From The Runway To Your Closet: The Collaboration Trend In Fashion
Designer and discounter collaborations have revolutionized the fashion industry by creating affordable clothing lines, which are accessible to the general public. While Missoni attire could typically cost upwards of $800, shoppers had the opportunity to purchase “Missoni for Target” products for an average of $60, including clothes, home décor, accessories and a wildly popular bike with Missoni’s famed zig-zag print. Granted, the opportunity was short-lived, as the merchandise sold-out almost instantly. Subsequently, the most coveted pieces appeared on eBay for drastically heightened prices.
Target has announced the most recent agreement with Jason Wu, a New York-based designer who gained considerate recognition when Michelle Obama began wearing his designs in 2008. The limited-edition collection will be available in February, but the real question is whether or not he will manage to crash Target’s website.
Shockingly, the biggest claim to fame within the fashion industry these days is a crashed website due to outrageously high demand. Target’s website crashed by 7:47 a.m. when the Missoni line debuted, and a similar situation occurred for the launch of Alex Chung’s clothing line for Madewell on Sept. 22.
The high-demand for collaboration collections has yet to dwindle. Anticipation has steadily intensified for “The Very Best of Versace for H&M,” which will be available in stores on Nov. 17. The line pays tribute to the ’80s and to Gianni Versace, Donatella Versace’s brother.
Although the Italian label has generated an undeniable amount of attention and publicity for H&M, Versace is not the first major fashion house to sign with the Swedish clothing store. Past partnerships, which have all attracted throngs of fervent shoppers, have included Lanvin, Comme des Garçons, Roberto Cavalli, Viktor & Rolf, Stella McCartney and Karl Lagerfeld.
In fact, Lagerfeld continues to support the abiding trend of designer/discount collaboration lines, as he launched a line for Macy’s “Impulse” on Aug. 31. His 45-piece collection, which ranges from $50 to $170, features everything from floral dresses to t-shirts, and from tweed to faux leather.
“To me Macy’s is the perfect department store in the U.S. where everybody can find what they’re looking for without ruining their budget,” said Lagerfeld in a release, according to Fashionista.com.
Duly noted. However, is more affordable apparel the actual motive that propels designers and celebrities to affiliate themselves with retail-clothing stores?

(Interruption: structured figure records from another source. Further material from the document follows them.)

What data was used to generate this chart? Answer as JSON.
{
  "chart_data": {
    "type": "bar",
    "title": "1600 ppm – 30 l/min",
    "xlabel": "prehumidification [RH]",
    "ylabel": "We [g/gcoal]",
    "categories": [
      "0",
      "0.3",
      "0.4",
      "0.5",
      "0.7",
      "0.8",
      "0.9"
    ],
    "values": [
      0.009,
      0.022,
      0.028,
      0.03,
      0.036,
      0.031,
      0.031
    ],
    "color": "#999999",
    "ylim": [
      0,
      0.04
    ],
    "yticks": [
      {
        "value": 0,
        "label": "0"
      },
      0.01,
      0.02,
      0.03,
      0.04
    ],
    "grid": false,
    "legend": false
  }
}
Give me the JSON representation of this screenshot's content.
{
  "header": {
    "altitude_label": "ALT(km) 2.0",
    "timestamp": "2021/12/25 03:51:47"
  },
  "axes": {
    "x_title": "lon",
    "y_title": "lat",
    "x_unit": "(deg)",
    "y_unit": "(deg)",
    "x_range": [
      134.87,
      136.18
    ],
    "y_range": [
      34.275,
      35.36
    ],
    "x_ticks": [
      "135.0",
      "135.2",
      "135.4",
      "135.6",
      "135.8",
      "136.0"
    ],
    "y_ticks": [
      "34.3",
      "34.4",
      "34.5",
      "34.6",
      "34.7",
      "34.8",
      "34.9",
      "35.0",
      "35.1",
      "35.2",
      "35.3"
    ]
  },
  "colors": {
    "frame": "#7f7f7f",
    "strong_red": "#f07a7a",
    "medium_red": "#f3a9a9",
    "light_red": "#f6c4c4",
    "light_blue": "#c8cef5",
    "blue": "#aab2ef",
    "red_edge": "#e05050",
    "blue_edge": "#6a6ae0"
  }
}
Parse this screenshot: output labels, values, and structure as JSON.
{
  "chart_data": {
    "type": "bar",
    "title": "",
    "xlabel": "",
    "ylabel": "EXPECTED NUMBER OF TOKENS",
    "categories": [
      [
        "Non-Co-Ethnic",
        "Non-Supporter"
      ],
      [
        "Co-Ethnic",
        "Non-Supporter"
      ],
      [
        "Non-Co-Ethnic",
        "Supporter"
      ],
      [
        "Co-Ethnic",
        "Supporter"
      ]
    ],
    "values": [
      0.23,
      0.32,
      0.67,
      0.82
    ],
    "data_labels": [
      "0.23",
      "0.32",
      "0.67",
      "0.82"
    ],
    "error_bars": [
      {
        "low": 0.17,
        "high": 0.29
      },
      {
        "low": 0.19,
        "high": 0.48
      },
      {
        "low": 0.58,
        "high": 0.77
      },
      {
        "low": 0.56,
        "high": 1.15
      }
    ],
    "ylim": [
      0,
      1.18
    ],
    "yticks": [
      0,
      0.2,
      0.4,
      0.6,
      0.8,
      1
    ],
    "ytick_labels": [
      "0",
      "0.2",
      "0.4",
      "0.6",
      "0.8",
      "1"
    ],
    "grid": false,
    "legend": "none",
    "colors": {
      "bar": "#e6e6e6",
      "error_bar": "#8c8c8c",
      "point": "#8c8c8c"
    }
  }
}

The inexpensive, oftentimes stunning collections have transfigured and modernized the fashion industry entirely. The fashion opinion-makers and designers of the world’s most prominent fashion houses have humanized themselves by creating clothing that is accessible to more people than just the wealthiest of shoppers on Rodeo Drive. Designers are stepping out of the restrictive confines of high fashion by declaring loud and clear that fashion is truly for the people.
Yet how far should designers push their “extracurricular” projects before the value of their work becomes devalued? Designers appear to accept any request that comes their way without hesitation, no matter how vastly different the company is from their own realm of fashion. For Starbucks’ 40th anniversary, Alexander Wang designed t-shirts that appeared as though the shirt-wearers unintentionally spilled their Venti black coffee on themselves en route to work. The Alexander Wang and Starbucks partnership was unfitting and forced, largely due to their lack of connection.
Fashion is an expressive art form that is intended to inspire both the wearer and the viewer. Luxury lines have earned their unfeasible prestige from utilizing the highest quality materials, the finest fabrics, the meticulous care to detail and above all, the audacity to push social boundaries. Shoppers need to understand that the $80 dresses that they purchase (or $650 engagement rings designed by Vera Wang for Zales for that matter) are valued solely on the designer name stitched or engraved into the label, not for the quality of the products.
Although it is safe to presume that the average, female college student will not hastily oppose the continuation of affordable clothing collections, the fashion industry must be wary of losing its stature and artistic quality. Not all designs are meant to hurdle from the runway to the closet of a dorm room.